Dessaisissant dès cet instant toute autre instance (Commission, Conseil, Parlement Européen), le texte est présenté à la discussion de chacun des Parlements de l’Union, selon les procédures propres à chacun (commissions, amendements, navettes…). Au terme du travail parlementaire effectué dans chaque Parlement, un texte cohérent y est constitué, mis aux voix et possiblement adopté ; si aucun texte n’est adopté ou n’a pu même être constitué, acte en est simplement pris.

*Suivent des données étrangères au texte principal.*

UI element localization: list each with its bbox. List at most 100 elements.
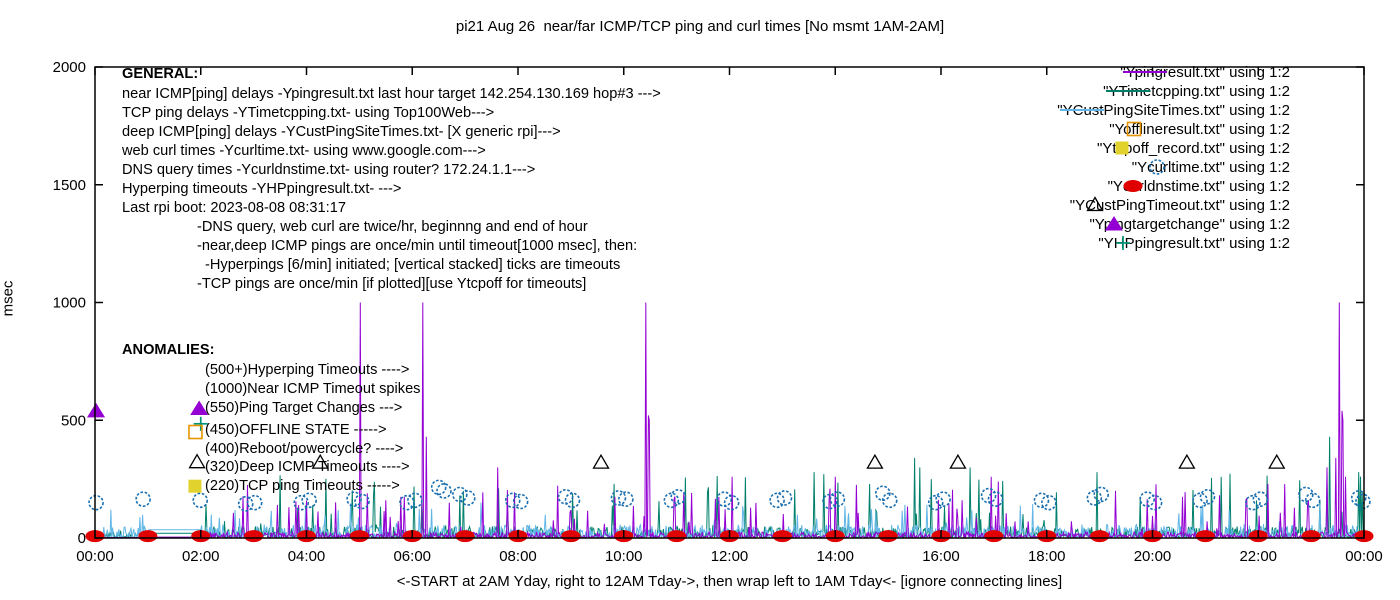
circle-open-marker: [927, 494, 944, 511]
circle-open-marker: [1146, 494, 1163, 511]
legend-item-7: "Ycurldnstime.txt" using 1:2: [1108, 177, 1352, 196]
legend-item-5: "Ytcpoff_record.txt" using 1:2: [1097, 139, 1352, 158]
triangle-open-marker: [866, 453, 884, 469]
circle-open-marker: [1350, 490, 1367, 506]
annotation-line: (320)Deep ICMP Timeouts ---->: [205, 459, 410, 475]
annotation-line: (450)OFFLINE STATE ----->: [205, 422, 387, 438]
legend-item-8: "YCustPingTimeout.txt" using 1:2: [1070, 196, 1352, 215]
square-filled-sample: [188, 479, 202, 493]
circle-open-marker: [399, 494, 415, 511]
annotation-line: web curl times -Ycurltime.txt- using www…: [122, 143, 486, 159]
annotation-line: Last rpi boot: 2023-08-08 08:31:17: [122, 200, 346, 216]
circle-open-marker: [452, 486, 468, 503]
triangle-open-marker: [1268, 453, 1286, 469]
circle-open-marker: [1245, 494, 1261, 511]
circle-open-marker: [618, 491, 634, 507]
x-tick-label: 02:00: [182, 548, 220, 565]
annotation-line: -TCP pings are once/min [if plotted][use…: [197, 276, 587, 292]
circle-open-marker: [301, 492, 317, 509]
legend-label: "Ypingtargetchange" using 1:2: [1089, 216, 1290, 233]
x-tick-label: 08:00: [499, 548, 537, 565]
circle-open-marker: [723, 494, 740, 511]
legend-item-2: "YTimetcpping.txt" using 1:2: [1103, 82, 1352, 101]
y-tick-label: 0: [78, 530, 86, 547]
legend-item-1: "Ypingresult.txt" using 1:2: [1120, 63, 1352, 82]
legend-item-9: "Ypingtargetchange" using 1:2: [1089, 215, 1352, 234]
triangle-open-marker: [311, 453, 329, 469]
annotation-line: near ICMP[ping] delays -Ypingresult.txt …: [122, 86, 661, 102]
triangle-filled-legend-glyph: [1105, 216, 1124, 231]
circle-open-marker: [192, 492, 209, 509]
annotation-line: ANOMALIES:: [122, 342, 215, 358]
circle-open-marker: [557, 488, 574, 505]
circle-open-marker: [512, 493, 529, 510]
legend-item-4: "Yofflineresult.txt" using 1:2: [1109, 120, 1352, 139]
circle-open-marker: [1298, 486, 1314, 503]
triangle-open-marker: [592, 453, 610, 469]
legend-item-3: "YCustPingSiteTimes.txt" using 1:2: [1057, 101, 1352, 120]
circle-open-marker: [459, 490, 476, 506]
legend-label: "Ytcpoff_record.txt" using 1:2: [1097, 140, 1290, 157]
legend-label: "Ycurltime.txt" using 1:2: [1131, 159, 1290, 176]
circle-open-legend-glyph: [1148, 159, 1165, 175]
annotation-line: -Hyperpings [6/min] initiated; [vertical…: [205, 257, 621, 273]
annotation-line: (220)TCP ping Timeouts ----->: [205, 478, 400, 494]
triangle-open-legend-glyph: [1086, 196, 1104, 212]
square-open-legend-icon: [1126, 121, 1352, 139]
circle-open-marker: [822, 493, 838, 510]
y-axis-label: msec: [0, 280, 17, 317]
marker-series-4: [87, 402, 106, 418]
marker-series-3: [311, 453, 1286, 469]
annotation-line: (500+)Hyperping Timeouts ---->: [205, 362, 410, 378]
plus-legend-icon: [1116, 235, 1352, 253]
circle-open-marker: [504, 492, 521, 509]
legend-label: "Ypingresult.txt" using 1:2: [1120, 64, 1290, 81]
annotation-line: deep ICMP[ping] delays -YCustPingSiteTim…: [122, 124, 561, 140]
circle-filled-marker: [984, 530, 1004, 543]
x-tick-label: 22:00: [1239, 548, 1277, 565]
annotation-line: TCP ping delays -YTimetcpping.txt- using…: [122, 105, 495, 121]
x-tick-label: 10:00: [605, 548, 643, 565]
annotation-line: DNS query times -Ycurldnstime.txt- using…: [122, 162, 536, 178]
circle-open-marker: [610, 490, 627, 506]
legend-label: "YCustPingSiteTimes.txt" using 1:2: [1057, 102, 1290, 119]
annotation-line: -DNS query, web curl are twice/hr, begin…: [197, 219, 588, 235]
circle-open-marker: [1355, 493, 1371, 510]
annotation-line: -near,deep ICMP pings are once/min until…: [197, 238, 638, 254]
legend-label: "YCustPingTimeout.txt" using 1:2: [1069, 197, 1290, 214]
circle-filled-marker: [772, 530, 792, 543]
y-tick-label: 2000: [53, 59, 86, 76]
annotation-line: GENERAL:: [122, 66, 199, 82]
triangle-filled-marker: [87, 402, 106, 418]
circle-filled-marker: [1195, 530, 1215, 543]
chart-title: pi21 Aug 26 near/far ICMP/TCP ping and c…: [455, 18, 945, 35]
x-tick-label: 14:00: [816, 548, 854, 565]
legend-label: "Yofflineresult.txt" using 1:2: [1109, 121, 1290, 138]
triangle-open-legend-icon: [1086, 196, 1352, 215]
circle-open-marker: [1304, 492, 1321, 509]
circle-open-marker: [407, 492, 423, 509]
series-line-3: [95, 302, 1365, 540]
circle-open-marker: [135, 491, 151, 507]
circle-open-marker: [354, 493, 370, 510]
marker-series-1: [88, 479, 1371, 512]
circle-filled-marker: [349, 530, 369, 543]
circle-open-marker: [829, 491, 846, 507]
x-tick-label: 00:00: [76, 548, 114, 565]
circle-open-marker: [980, 487, 997, 504]
legend-item-6: "Ycurltime.txt" using 1:2: [1132, 158, 1352, 177]
triangle-open-marker: [1178, 453, 1196, 469]
x-tick-label: 12:00: [711, 548, 749, 565]
circle-open-marker: [246, 494, 263, 511]
x-tick-label: 18:00: [1028, 548, 1066, 565]
triangle-open-sample: [188, 453, 206, 469]
circle-filled-marker: [138, 530, 158, 543]
circle-open-marker: [881, 492, 898, 509]
square-open-sample: [188, 424, 203, 440]
circle-open-marker: [1252, 491, 1269, 507]
circle-filled-marker: [561, 530, 581, 543]
circle-open-marker: [1139, 491, 1156, 507]
marker-series-2: [85, 530, 1374, 543]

A ce stade, l’Union dispose donc d’un ensemble de variantes du texte de départ adoptées dans un certain nombre d’assemblées nationales. Toutes ces variantes sont alors présentées au vote de chaque assemblée nationale. Les pourcentages de voix obtenus par chaque texte devant chaque assemblée sont pondérés par le poids démographique des nations. Les variantes votées du texte sont classées à l’échelle de l’Union en fonction du score transnational ainsi obtenu. Si la variante arrivée en tête obtient un score supérieur à 50%, elle devient, par « accord majoritaire majeur des Parlements nationaux », loi de l’Union. (Une procédure identique pourra être appliquée à la seule zone Euro pour des textes « d’Euro-importance majeure », par exemple sur les investissements publics, la régulation fiscale, etc…).

Chambre suprême de l’Union 

Les Parlements nationaux auront débattu ; leur voix aura parlé ; le concert de leur voix en aura décidé. L’union des Parlements nationaux fonctionnant sur ce mode transnational sera ainsi chambre suprême de l’Union, dotée du triple pouvoir de proposition, de délibération ou d’abrogation de tout texte qui aura été collectivement jugé « d’importance européenne majeure ».

Ce sera une façon simple, pratique, vive, de faire courir de nouveau partout à travers l’Europe la flamme de la démocratie, en la ramenant au près des peuples, c’est à dire auprès d’un Parlement qu’ils connaissent bien et qui est le leur, dans le giron de leur chère, familière et séculaire nation.

 

Cet article a été précédemment publié sur le site des « Echos », dans une version très légèrement différente, le 7 mars dernier.